E-Killian Von Wolfrik Sequoyahhaus - German shepherd dog

:happyboogie::happyboogie: :groovy::groovy: :happyboogie::happyboogie:


----------



## onyx'girl (May 18, 2007)

Grreat! Killian sure is gorgeous. :wub:
You need to add his pedigree link to your signature.


----------



## TitonsDad (Nov 9, 2009)

Is Killian up for adoption?


----------



## WarrantsWifey (Dec 18, 2010)

Uh, NO WAY! LOL! He is my baby!!<3


----------



## WarrantsWifey (Dec 18, 2010)

onyx'girl said:


> Grreat! Killian sure is gorgeous. :wub:
> You need to add his pedigree link to your signature.


Good Idea!!!


----------



## vomlittlehaus (Aug 24, 2010)

He would make a good sire for one of my female pups. On paper anyway.


----------



## WarrantsWifey (Dec 18, 2010)

dawnandjr said:


> He would make a good sire for one of my female pups. On paper anyway.


He will make a great sire one day, if his hips certify and he titles. I LOVE HIM!!! <3


----------



## TitonsDad (Nov 9, 2009)

I'll be there tmw at noon to pick him up. 

Such a great bloodline you have there.
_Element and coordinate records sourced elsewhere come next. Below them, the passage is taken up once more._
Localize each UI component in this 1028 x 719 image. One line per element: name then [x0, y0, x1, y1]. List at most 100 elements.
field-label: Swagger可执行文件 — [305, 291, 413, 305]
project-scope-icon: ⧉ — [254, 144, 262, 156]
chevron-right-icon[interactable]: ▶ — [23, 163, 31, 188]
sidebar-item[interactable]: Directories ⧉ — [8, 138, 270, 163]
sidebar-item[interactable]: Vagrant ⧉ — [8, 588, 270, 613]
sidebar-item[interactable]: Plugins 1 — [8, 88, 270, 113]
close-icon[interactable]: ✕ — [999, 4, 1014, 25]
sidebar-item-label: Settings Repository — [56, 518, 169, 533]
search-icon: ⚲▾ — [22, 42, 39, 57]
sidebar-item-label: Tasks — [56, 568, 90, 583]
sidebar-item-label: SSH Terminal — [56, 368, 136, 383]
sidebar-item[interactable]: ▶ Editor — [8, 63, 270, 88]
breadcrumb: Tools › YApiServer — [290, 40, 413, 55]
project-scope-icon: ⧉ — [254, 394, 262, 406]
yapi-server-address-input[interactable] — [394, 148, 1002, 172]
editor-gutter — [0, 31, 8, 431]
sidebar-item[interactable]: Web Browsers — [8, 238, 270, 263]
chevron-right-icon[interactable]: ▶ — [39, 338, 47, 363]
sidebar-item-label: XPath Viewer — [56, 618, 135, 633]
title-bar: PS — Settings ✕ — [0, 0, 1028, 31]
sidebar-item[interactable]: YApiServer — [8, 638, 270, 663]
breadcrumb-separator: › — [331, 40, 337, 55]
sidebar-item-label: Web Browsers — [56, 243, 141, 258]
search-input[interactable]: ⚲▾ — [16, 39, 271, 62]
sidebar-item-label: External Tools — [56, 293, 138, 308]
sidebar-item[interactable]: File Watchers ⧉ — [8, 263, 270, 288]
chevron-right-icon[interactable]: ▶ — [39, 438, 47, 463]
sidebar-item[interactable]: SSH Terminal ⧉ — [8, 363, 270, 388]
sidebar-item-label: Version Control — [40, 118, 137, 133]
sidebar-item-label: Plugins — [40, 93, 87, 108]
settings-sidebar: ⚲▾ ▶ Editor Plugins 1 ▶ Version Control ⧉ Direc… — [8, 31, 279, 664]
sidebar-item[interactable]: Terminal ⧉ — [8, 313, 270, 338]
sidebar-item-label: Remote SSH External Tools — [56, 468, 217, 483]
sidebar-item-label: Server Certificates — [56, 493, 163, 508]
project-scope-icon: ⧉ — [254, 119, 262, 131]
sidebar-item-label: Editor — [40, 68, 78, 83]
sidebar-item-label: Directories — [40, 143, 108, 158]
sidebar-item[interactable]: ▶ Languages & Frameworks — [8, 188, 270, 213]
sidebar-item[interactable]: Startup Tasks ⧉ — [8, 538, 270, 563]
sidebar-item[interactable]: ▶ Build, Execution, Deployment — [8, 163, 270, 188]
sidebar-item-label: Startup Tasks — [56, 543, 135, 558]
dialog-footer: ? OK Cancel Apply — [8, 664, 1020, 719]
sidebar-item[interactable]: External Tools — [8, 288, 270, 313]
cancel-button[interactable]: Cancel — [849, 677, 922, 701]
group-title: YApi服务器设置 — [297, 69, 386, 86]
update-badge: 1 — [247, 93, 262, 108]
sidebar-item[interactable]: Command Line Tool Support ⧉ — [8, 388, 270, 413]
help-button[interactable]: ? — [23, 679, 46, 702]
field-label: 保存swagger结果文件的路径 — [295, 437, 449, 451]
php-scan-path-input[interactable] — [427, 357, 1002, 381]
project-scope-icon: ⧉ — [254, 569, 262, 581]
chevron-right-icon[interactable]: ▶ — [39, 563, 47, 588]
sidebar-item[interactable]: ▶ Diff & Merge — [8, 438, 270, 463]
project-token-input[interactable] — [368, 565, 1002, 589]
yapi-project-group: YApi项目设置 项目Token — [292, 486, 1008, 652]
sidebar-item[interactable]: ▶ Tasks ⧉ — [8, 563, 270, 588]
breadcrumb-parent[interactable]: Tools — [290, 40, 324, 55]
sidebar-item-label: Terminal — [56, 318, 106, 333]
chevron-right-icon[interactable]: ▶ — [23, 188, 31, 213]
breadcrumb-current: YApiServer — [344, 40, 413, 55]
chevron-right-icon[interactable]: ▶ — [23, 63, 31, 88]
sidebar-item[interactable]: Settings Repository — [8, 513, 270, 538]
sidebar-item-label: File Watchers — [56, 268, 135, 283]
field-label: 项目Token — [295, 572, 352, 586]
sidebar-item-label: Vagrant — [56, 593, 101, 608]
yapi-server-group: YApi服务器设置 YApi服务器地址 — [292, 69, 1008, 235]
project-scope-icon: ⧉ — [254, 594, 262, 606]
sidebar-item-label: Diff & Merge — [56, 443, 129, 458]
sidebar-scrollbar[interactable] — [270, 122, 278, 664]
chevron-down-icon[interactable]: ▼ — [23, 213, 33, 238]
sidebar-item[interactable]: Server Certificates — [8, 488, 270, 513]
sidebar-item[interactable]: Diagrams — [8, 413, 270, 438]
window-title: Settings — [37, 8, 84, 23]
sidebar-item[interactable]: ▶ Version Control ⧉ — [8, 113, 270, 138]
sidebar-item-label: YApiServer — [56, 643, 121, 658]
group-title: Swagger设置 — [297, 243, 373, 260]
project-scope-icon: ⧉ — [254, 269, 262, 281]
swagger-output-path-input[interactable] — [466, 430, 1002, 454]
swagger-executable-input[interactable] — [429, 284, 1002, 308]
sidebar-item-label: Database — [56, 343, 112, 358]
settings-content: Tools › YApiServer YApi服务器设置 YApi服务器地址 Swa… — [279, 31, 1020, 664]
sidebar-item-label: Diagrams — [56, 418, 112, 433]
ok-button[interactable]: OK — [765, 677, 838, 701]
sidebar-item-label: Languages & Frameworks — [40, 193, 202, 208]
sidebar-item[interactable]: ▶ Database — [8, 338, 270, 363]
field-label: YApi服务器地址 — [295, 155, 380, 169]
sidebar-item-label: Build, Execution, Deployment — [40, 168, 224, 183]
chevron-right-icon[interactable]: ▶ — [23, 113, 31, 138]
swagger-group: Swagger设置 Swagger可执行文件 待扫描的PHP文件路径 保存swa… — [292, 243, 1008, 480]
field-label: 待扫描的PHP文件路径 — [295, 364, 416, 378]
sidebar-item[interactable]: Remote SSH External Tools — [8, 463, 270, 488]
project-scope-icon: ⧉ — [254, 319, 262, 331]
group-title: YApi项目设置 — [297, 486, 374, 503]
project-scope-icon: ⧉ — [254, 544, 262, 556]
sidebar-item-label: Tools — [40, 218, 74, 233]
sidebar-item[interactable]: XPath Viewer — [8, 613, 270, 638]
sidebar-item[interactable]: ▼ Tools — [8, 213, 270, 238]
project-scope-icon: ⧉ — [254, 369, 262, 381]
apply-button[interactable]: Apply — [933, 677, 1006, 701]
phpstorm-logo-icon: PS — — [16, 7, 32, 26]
I'm very impressed!!


----------



## WarrantsWifey (Dec 18, 2010)

TitonsDad said:


> Such a great bloodline you have there. I'm very impressed!!


Thank you! We were very impressed with his breeding and the working line he came from. Were blessed to have him! <3


----------



## CaseysGSD (Oct 15, 2010)

Now you have to put him on working-dog.eu and you'll be all set!!


----------



## WarrantsWifey (Dec 18, 2010)

What is working-dog.eu????? OH!!!


----------



## onyx'girl (May 18, 2007)

I went to put Karlo on the workingdog.Eu shortly after I got him and he was already listed, his breeder is on top of things!!!


----------



## CaseysGSD (Oct 15, 2010)

Lol!! Oops!!

Here is my "Kill"'s page... It's nice how the link the sibblings and half siblings and what not!
Achilles von der Staatsmacht - working-dog.eu


----------